Trigonometry and Coordinate systems
After you have a free body diagram, the next step to every physics problem is to turn that information into an equation based on either Newton's 2nd law, F=ma, or plug it into the energy equation.
F=ma applies independently in each direction, with F being the sum of forces in one of the directions. Summing the components in both x and y axes is generally a good idea, but often the direction of motion (DOM) is the only one needed. For components that move in only one direction, like in Atwood's machine, 1D kinematics, and Block on a slope, I "assign" whatever direction I think it will move as positive (gutcheck only, if wrong you'll get a negative answer which is ok). Some problems have motion in both x and y at the same time but in a straight line, such as the top-down box problem, and assigning the direction of the net force as positive DOM makes the later steps significantly easier. For any problem with friction, you will probably need to find the sum of forces in the direction perpendicular to the DOM, the normal direction (preferably 90 deg CCW), before you can solve the DOM equation. without friction, the normal direction is sometimes not required, so do it second after checking if the DOM F=ma can solve the equation. If the normal force is entirely pointing in the normal direction (or x/y axes) the sum of forces is 0 in that direction, with the important caveat that this refers to the relative acceleration between 2 contacting objects, but not an outside observer, see the elevator problem)

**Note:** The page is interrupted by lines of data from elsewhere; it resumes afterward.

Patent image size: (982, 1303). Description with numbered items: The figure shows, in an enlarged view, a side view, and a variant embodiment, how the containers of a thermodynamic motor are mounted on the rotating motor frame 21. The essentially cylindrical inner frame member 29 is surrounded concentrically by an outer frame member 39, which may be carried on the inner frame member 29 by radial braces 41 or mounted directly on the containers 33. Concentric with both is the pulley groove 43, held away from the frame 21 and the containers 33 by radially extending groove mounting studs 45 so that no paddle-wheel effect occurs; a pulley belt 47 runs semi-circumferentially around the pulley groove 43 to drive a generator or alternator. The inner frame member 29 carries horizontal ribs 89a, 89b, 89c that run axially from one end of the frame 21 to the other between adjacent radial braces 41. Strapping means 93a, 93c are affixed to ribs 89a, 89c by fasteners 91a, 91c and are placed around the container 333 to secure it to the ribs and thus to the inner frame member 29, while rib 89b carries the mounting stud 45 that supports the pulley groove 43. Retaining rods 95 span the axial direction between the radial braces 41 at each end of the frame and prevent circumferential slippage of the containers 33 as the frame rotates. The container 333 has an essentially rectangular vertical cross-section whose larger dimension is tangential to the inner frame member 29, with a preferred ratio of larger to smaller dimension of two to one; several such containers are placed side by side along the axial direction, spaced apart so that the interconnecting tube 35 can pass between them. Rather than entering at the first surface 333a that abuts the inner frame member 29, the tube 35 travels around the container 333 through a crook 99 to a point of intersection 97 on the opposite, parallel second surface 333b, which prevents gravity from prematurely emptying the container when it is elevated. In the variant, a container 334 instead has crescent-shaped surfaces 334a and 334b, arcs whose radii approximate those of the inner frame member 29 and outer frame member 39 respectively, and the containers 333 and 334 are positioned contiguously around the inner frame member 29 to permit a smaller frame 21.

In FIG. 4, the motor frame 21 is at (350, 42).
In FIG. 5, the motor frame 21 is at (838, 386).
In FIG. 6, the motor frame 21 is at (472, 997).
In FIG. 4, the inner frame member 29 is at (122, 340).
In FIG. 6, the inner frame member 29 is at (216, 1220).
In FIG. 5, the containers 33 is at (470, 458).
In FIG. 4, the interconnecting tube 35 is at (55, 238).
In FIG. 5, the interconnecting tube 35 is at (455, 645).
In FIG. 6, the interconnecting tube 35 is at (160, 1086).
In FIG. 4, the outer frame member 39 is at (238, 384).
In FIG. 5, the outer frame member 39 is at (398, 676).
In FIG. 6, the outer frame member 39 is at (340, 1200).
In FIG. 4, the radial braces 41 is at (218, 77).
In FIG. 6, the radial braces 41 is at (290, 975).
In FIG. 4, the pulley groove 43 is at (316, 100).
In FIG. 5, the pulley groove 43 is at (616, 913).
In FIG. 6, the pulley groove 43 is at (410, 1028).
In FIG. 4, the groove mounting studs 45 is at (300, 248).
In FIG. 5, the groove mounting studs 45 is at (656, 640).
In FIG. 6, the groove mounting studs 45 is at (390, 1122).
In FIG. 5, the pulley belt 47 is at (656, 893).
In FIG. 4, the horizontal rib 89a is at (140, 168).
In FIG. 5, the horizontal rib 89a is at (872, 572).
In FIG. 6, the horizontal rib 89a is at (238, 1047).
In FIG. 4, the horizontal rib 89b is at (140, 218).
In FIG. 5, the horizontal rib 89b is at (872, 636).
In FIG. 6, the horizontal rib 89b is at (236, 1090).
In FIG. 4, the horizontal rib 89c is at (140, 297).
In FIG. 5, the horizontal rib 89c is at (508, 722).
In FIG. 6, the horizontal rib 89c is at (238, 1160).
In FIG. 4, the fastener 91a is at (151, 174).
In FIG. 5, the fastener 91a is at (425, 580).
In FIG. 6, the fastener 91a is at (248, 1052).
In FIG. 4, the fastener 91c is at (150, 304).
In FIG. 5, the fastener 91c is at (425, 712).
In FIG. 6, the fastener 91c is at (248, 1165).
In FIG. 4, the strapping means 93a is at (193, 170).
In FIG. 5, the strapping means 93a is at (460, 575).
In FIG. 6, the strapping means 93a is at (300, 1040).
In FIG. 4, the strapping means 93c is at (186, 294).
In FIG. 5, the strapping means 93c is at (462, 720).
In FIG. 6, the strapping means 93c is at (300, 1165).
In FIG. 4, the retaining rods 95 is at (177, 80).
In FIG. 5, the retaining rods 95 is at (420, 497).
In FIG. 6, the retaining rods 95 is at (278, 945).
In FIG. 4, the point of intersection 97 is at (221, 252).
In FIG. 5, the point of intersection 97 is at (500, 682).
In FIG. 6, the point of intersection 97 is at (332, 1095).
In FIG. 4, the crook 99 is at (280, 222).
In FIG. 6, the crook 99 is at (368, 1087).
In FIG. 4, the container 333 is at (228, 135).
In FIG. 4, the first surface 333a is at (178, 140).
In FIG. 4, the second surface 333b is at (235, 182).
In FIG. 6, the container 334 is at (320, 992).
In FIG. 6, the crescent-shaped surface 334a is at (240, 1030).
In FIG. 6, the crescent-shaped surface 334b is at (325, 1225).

To find the components of each force in each direction we need a little bit of trig. SOH-CAH-TOA is a mnemonic device that is used in math to remember the definitions of the three most common trigonometric functions, for engineers and physics majors, it's worth memorizing for later classes. Using them for every problem individually will work, but it's slow, especially if the reference angle (the dark corner in the image below) for each force is off of a different axis; later, I'll show my process to do it faster and foolproof.
The magnitude of the force lies on the hypotenuse of the triangle, and the components are the bottom and far side (adjacent and opposite). F*sin(theta) = the magnitude in the direction parallel to the opposite side. depending on what the angle is referenced to, this could be the x or y-axis, and it could be a negative or positive force, if it's the same direction as the positive axis, it's a positive force. The adjacent side can be found with F*cos(theta), but still needs a sign check. (example further down).
This method is useful for 3-4-5 triangles (angle 37 deg), or angles on the unit circle, where using a calculator can be avoided
If this sounds annoying, it is, and is the largest source of mistakes I see my students make, either swapping sin and cos, or forgetting to do the sign check.
A common problem is demonstrated below in how to convert a FBD into F=ma.
Luckily there is an easier way. First, find the angle the vector makes with the positive x-axis, with CCW positive in a right hanged cordinate system. It is acceptable to measure a 330 deg angle as -30 deg. Now finding the components, and direction is as simple as,
F_x = F*cos(theta)
F_y = F*sin(theta)
Your calculator will automatically output a negative value if the force points left or down, as long as the angle is input correctly. It's worth testing what inputs will result in the same value to gain some intuition for these problems. For example,
cos(120) = -sin(30), or cos(37) = cos(-37), or sin(10) = -sin(-10)
note that F is always assumed positive, and if it's negative it's the same as adding 180 deg to the angle.
This works perfectly fine in radians but made sure your calculator is in the right setting
(for the TI series, MODE - 4th row, Desmos defaults to radians)
After some practice with these, look up some trig identities, and try proving them geometrically
The same problem as above is done agian with the easiaer method. The lift vector uses the easy way, by using the absolute ange (CCW from +x to +y) and allows the trig functions to output the sign (this can be done on the unit circle for these angles). The weight acts only in the -y dircetion, so its only included on the F_y equation, and has a negitive sign in front of it.
Two more tools needed for the basics of trig are the Pythagorean theorem and tangent. where,
F = sqrt(F_x^2 + F_y^2)
note that this syntax is (probably) accepted by mastering physics and WebAssign
where the magnitude of the force can be found given both components or can be rearranged to find the magnitude of one component (but not sign direction) given total magnitude and the other component
F_y = sqrt(F^2 - F_x^2)
F_x = sqrt(F^2 - F_y^2)
Once you have found the magnitude and components of a vector, many questions want a final answer regarding the direction of the vector. using TOA we can find that, tan(theta) = op/aj => F_y/F_x quite literally "rise over run" or the slope of the line.
the angle theta is then
theta = arctan(F_y/F_x)
most calculators have a tan^-1 button, this means arctan or atan, but is NOT 1/tan
But note that your calculator will output a value between 90 and -90 deg, as it cannot tell the difference between (-1)/(2) and (1)/(-2) which are angles in the 4th and 2nd quadrants respectfully or (3)/(5) and (-3)/(-5) as it cancels the negative sign. However, all of these errors are 180 deg apart, manually checking whether the final angle is in the right quadrant is an important step.
Many programming languages such as MATLAB and Excel have functions called atan2, which accept 2 inputs as the x and y coordinates (not y then x) and does the check for you.